Pakistan ranked top in Asia having the highest response to social protection amid Covid-19 crises at a global conference hosted by the International Policy Center for Inclusive Growth (IPC-IG) on Monday.
This new study was conducted by UNICEF, UN and IPC-IG to assess social protection response in Asia focusing on an extensive mapping and overview of how social protection measures were deployed by the countries in Asia and the Pacific region in the response to the Covid-19 crisis, said a news release.

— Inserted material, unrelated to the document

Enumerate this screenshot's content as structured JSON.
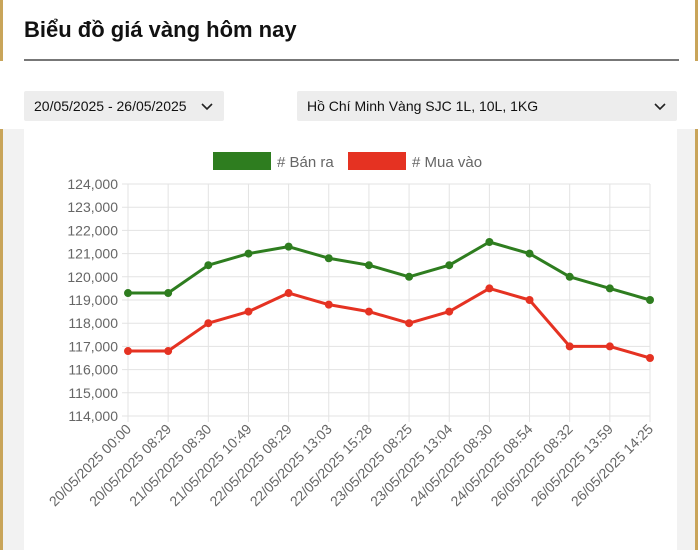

The study revealed that Pakistan covered highest number of responses to social protection in Asia through Ehsaas Emergency Cash. “Afghanistan included many humanitarian interventions; hence Pakistan tops the list”, says Marina Andrade, researcher from IPC-IG team.
According to Andrade, “South Asian countries had a larger number of social protection responses to Covid-19 when compared with other Asian nations. Regarding coverage, Pakistan, Timor Leste, Tuvalu and Sri Lanka implemented important changes to increase the number of beneficiaries.”
Social protection.org is the key initiative of IPC-IG which is supported by the governments of Australia and Germany and is an influential forum of social protection.
With the moderation from the Asian Development Bank (ADB), the opening panel discussion had a regional focus particularly on Asia and the Pacific, Africa and the Middle East, and Latin America and the Caribbean.
The country panel on Asia Pacific brought together Special Assistant to the Prime Minister, Dr. Sania Nishtar, Bapak Maliki, Director of Poverty Alleviation and Social Welfare Indonesia and Theng Pagnathun, Delegate of Royal Government of Cambodia in charge of Director General of Planning who discussed social protection responses to Covid-19 in their respective countries.
Sharing the scale and ambition of Ehsaas Emergency Cash, Dr. Nishtar said, “Within 10 days of Covid-19 lockdown, the government of Pakistan had launched the Ehsaas Emergency Cash programme, providing urgent cash payments to over 15 million households.
The $1.25 billion safety-net programme was rolled out at unprecedented speed, designed in the short-term to offer immediate relief in the form of $75 to the poorest and hardest hit families.” She continued, “The programme’s end-to-end digital approach, with transparency hard-wired into its design, offers lessons about how to use personal identification systems.
By combining phones, internet connectivity and national IDs, we were able to create a digital, demand-based social-protection system, enabling those in distress to seek emergency cash support.”
Concluding the insights on Ehsaas Emergency Cash, she said, “Overall, the Ehsaas Emergency Cash programme not only helped our country respond to the immediate crisis, providing relief for the poorest households in Pakistan, but also put in place critical building blocks for a stronger and more inclusive financial sector in Pakistan.”
The global e-conference provided an opportunity for taking stock, exchanging information and facilitating learning on social protection responses to Covid-19. It also offered a moment to deliberate on the future of social protection in the context of the global pandemic, in addition to celebrating social protection.org’s 5th anniversary.